The train only runs once an hour, so time your arrival. We went on a hot sunny public holiday at mid-day, arriving 5 mins before the train would leave and got the last parking spot and last seats on the train. Lucky us, but not ideal. Get there early in the day and give yourself some time to get settled before catching the train. Although our train was packed, I noticed on our way back that the 14:30 train was quite empty. So maybe afternoon is also a good time to go.
This is an expensive train, however, they accept Halbtax and children ride for free. They also run an early bird special, giving you a fare discount if you take the 8:36 train. They have all sorts of special events and experiences. See the website for details.

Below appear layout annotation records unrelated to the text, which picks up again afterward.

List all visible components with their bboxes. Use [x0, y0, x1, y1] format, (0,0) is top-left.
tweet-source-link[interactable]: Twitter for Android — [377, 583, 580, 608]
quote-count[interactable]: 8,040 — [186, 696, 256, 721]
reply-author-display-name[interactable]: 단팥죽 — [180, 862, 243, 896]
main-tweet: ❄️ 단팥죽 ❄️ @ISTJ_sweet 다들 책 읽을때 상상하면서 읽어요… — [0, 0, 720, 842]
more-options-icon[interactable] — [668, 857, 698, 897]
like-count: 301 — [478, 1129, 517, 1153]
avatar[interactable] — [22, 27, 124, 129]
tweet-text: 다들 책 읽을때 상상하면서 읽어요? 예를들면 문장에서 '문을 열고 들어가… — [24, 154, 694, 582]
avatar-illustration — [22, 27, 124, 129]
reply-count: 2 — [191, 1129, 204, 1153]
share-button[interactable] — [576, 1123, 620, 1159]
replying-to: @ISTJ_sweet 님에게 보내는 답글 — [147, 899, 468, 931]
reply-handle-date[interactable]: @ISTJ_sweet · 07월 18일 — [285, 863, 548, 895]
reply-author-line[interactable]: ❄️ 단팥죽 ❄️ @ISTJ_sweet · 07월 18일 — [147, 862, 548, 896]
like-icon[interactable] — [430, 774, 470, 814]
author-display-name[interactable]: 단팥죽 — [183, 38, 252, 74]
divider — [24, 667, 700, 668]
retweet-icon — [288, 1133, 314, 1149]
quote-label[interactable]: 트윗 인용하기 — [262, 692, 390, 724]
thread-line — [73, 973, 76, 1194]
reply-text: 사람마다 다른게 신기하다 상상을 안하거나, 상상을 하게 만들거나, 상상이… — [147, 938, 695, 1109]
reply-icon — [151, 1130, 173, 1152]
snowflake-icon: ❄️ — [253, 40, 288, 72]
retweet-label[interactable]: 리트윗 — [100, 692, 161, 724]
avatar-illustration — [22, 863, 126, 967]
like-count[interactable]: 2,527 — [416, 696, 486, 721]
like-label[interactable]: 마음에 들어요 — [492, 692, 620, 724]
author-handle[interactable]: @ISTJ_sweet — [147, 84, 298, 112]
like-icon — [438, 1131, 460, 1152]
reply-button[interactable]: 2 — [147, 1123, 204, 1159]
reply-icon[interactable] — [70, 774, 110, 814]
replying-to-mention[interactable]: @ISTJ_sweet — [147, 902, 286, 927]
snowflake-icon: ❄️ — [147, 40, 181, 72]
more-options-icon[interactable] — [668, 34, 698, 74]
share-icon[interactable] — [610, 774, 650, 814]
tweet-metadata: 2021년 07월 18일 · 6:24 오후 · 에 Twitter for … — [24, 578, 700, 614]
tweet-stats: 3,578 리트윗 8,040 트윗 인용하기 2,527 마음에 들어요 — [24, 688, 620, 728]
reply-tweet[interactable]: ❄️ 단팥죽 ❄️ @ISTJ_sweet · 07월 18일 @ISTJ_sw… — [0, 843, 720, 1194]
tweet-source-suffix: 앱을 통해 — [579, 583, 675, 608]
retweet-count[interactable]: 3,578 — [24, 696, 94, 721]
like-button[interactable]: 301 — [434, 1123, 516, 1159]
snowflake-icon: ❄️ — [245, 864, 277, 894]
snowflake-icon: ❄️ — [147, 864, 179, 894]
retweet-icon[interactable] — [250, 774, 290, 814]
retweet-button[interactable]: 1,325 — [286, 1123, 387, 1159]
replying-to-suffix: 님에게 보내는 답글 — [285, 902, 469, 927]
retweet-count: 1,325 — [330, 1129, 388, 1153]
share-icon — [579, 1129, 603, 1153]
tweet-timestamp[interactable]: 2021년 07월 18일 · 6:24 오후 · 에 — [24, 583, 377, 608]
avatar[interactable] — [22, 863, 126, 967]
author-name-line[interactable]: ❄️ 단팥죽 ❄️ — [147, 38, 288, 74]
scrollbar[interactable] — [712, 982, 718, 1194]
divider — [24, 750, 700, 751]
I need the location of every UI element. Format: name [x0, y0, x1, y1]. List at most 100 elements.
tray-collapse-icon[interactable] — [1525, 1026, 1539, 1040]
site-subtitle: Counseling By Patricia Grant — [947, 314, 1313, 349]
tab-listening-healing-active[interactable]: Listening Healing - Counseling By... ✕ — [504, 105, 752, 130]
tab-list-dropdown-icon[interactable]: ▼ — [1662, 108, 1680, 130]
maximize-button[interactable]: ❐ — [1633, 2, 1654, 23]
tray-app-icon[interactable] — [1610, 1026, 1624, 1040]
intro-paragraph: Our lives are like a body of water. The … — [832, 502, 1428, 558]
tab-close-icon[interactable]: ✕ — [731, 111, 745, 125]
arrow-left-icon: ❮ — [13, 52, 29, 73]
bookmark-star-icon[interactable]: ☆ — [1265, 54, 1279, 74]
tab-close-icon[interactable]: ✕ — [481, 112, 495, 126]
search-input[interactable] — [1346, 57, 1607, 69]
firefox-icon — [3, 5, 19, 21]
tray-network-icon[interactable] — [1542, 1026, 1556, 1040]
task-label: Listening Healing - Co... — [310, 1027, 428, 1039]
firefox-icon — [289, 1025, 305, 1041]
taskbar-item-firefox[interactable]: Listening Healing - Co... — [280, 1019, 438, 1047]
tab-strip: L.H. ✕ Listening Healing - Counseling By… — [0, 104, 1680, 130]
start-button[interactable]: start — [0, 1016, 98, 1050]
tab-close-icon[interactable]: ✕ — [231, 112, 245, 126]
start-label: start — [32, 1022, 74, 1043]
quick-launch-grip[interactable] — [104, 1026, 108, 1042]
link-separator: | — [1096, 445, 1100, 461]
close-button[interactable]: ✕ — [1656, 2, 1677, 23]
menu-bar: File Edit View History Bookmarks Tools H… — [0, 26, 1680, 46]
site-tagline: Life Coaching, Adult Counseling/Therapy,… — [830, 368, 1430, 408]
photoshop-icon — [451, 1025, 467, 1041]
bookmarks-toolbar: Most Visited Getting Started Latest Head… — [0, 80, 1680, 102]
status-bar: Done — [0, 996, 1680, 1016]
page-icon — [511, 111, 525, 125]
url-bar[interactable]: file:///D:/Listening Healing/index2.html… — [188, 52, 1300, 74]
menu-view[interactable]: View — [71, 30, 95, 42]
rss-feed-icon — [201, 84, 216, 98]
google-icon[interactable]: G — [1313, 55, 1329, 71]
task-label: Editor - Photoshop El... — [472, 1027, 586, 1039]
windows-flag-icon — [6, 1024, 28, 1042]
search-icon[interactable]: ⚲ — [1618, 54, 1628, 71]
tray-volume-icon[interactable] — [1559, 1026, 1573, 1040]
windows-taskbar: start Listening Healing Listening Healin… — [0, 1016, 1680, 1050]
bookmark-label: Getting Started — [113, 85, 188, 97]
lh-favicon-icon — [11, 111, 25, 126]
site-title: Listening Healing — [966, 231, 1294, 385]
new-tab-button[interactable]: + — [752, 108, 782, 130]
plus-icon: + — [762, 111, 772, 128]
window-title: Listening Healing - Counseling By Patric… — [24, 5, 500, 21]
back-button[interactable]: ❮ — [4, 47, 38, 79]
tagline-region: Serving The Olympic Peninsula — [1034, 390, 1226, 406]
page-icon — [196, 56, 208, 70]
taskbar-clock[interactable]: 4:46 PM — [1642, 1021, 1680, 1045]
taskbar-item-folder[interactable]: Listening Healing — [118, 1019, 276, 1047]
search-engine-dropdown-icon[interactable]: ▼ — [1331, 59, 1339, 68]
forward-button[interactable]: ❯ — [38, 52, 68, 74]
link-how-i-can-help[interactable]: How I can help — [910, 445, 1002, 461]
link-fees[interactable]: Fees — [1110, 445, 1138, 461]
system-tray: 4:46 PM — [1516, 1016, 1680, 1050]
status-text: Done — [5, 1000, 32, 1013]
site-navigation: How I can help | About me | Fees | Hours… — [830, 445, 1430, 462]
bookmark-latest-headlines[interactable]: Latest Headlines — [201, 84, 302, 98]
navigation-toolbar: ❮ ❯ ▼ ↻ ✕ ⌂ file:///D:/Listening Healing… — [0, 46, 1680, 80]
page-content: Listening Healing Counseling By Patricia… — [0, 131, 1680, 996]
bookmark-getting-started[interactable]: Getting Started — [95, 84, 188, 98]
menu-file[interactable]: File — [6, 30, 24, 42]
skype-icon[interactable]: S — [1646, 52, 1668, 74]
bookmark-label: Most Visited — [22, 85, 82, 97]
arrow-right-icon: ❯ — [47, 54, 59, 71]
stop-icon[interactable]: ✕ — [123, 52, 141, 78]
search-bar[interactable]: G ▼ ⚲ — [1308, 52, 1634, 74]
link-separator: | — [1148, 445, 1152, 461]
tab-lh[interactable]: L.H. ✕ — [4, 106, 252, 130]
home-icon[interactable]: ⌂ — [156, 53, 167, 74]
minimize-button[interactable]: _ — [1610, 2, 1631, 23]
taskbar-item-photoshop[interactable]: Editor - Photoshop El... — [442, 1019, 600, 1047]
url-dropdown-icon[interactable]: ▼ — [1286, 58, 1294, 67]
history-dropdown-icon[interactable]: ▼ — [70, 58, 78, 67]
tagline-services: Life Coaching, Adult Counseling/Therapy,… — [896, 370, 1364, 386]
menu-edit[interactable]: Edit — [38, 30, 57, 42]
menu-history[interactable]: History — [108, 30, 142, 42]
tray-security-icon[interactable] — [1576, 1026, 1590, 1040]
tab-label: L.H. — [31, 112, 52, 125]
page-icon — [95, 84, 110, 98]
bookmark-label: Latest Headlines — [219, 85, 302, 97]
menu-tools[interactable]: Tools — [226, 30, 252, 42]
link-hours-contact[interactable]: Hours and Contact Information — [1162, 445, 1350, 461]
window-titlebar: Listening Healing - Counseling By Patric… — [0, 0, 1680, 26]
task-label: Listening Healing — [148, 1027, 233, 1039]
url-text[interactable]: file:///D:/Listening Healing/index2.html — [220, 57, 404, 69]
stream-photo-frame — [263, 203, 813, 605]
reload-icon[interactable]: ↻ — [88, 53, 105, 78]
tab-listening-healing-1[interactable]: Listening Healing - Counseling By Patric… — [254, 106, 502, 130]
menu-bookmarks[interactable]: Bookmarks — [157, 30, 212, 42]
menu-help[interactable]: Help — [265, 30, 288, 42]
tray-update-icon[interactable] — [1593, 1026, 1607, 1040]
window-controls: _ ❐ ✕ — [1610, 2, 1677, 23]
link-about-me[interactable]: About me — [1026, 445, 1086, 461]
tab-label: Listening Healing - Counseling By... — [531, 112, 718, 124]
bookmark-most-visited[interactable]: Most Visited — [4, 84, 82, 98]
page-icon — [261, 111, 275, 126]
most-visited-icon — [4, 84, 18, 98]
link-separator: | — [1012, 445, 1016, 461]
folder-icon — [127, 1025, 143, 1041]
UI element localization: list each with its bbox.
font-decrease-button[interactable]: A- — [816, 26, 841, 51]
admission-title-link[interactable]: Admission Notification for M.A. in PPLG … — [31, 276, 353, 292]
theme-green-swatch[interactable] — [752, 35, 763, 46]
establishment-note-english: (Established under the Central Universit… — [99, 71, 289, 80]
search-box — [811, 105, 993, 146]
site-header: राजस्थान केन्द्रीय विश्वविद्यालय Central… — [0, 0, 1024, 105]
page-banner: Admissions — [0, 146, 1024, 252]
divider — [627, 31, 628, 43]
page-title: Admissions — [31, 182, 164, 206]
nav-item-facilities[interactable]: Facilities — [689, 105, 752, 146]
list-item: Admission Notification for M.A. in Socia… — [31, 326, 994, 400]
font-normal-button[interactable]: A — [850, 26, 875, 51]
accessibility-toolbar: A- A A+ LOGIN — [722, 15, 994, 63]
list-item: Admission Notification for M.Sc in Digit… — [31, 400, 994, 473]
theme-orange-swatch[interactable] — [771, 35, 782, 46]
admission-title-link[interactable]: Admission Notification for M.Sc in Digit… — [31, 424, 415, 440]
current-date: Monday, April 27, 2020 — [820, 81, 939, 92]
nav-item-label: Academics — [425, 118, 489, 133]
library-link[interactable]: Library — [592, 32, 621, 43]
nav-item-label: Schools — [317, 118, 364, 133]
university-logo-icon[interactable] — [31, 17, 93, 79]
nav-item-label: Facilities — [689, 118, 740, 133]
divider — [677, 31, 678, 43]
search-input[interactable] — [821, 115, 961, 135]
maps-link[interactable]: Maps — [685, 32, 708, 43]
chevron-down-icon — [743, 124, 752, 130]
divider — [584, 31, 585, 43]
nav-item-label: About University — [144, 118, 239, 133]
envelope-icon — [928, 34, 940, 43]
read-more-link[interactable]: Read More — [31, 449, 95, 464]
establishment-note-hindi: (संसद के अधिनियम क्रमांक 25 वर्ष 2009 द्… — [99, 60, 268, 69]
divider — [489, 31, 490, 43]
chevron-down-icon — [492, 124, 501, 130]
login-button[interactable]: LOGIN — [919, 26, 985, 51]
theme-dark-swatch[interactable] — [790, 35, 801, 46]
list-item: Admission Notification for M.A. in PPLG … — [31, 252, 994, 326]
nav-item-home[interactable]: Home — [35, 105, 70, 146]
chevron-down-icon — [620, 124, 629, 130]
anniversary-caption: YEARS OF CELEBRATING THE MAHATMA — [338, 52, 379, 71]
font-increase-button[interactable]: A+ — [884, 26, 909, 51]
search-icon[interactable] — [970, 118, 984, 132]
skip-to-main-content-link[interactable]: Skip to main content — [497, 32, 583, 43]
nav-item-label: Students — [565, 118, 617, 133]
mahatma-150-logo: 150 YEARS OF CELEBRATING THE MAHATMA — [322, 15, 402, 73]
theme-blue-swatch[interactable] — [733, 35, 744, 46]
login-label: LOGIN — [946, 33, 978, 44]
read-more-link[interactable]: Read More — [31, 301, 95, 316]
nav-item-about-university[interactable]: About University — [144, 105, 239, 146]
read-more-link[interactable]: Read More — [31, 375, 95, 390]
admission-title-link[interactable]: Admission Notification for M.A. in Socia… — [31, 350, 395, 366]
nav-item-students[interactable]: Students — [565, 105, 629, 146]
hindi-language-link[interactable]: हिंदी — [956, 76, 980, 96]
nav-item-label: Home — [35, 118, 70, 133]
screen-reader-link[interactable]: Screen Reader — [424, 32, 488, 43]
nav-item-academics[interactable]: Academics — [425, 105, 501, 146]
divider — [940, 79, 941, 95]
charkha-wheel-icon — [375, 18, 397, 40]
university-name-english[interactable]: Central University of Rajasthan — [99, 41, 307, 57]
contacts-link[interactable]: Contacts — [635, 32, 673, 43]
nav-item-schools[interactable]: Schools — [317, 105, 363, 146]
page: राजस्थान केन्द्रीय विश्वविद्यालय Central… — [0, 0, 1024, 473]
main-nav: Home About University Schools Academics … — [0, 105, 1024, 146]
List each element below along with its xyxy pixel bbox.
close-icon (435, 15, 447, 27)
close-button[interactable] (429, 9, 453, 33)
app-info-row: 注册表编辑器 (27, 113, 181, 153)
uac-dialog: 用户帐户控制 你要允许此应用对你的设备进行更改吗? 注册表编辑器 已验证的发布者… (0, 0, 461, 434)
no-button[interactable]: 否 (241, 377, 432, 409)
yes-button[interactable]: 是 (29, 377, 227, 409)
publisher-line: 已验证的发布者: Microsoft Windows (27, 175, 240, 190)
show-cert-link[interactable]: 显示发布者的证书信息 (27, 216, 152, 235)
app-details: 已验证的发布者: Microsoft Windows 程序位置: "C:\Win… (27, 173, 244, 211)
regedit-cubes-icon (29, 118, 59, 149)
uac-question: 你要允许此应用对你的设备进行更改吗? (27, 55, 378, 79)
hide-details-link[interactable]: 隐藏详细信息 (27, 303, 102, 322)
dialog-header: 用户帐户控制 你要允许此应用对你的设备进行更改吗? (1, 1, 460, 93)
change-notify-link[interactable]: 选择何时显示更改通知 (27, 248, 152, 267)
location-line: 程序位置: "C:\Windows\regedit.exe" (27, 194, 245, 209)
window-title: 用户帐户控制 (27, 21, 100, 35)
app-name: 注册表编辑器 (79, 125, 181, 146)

Here’s the view of Brienzersee as you first start up the mountain. I recommend sitting on the left side of the train as you face up the mountain. Both sides are nice, but the left side has more open views.
Looking back towards Brienzersee. The train is open air, but it does have glass windows that slide down in cold and inclement weather.
The train passes through a few tunnels. You’ll also pass a train coming the other way, which was fun for all the passengers. Lots of people waved or gave high-fives to people in the other train as it passed.
One of the many beautiful views as you go up the mountain.
It’s really quite amazing how high up you get on this train. Such ambitious engineers.
After an hour, the train stops here. There is WC here and it’s a two minute walk to the first restaurant.
Here’s the outdoor seating for the first restaurant. There’s tons of seating inside as well, in case the weather is bad. The small gift shop inside sells some really cool retro postcards of the area.
Our table with a view. The food wasn’t anything special, but the setting was top-notch. The menu is typical Swiss (wurst, aelpermagrönen, rösti, salads, etc.) with typically high Swiss prices. They do have children plates for about 9chfs. They also brought us colored pencils and placemats for coloring.
There’s another restaurant a couple minutes further up. That one has sun umbrellas, which we could have really used on that hot day. I’d try that one if we went again. There’s also a cable car that descends into the valley on the other side.
On the far side of the restaurant, there are some stairs on your left leading to a sun terrace with tables. I don’t know if it’s officially part of the restaurant or what. But you could probably picnic up there without anyone bothering you. There are some lounge chairs as well if you want to soak in some rays.
This pic is from the terrace, looking east to the lookout point, our next stop.
The path continues past the restaurants and on to a higher elevation lookout point. The trail starts paved but quickly gets lumpy and quite unsuitable for strollers. In the distance above the restaurant, you can see another lookout point, to which you can also hike. As you can see, our little hiker was not so motivated.
To make things more interesting, we left the path and scrambled up the rocks.
From the lookout point, you get a beautiful view of the valleys to the east.
After a hour and half, we had done pretty much everything we could do up there. We were worried that the descending train would be as full as the one we took up, but happily it wasn’t. We wondered why the conductor didn’t open up all the benches and made everyone fill up the other benches. Then when we reached the middle station in Planalp, many people (perhaps those who had hiked down through the lovely wildflowers below) were waiting there to get on and ride the rest of the way down. So those benches were reserved for them.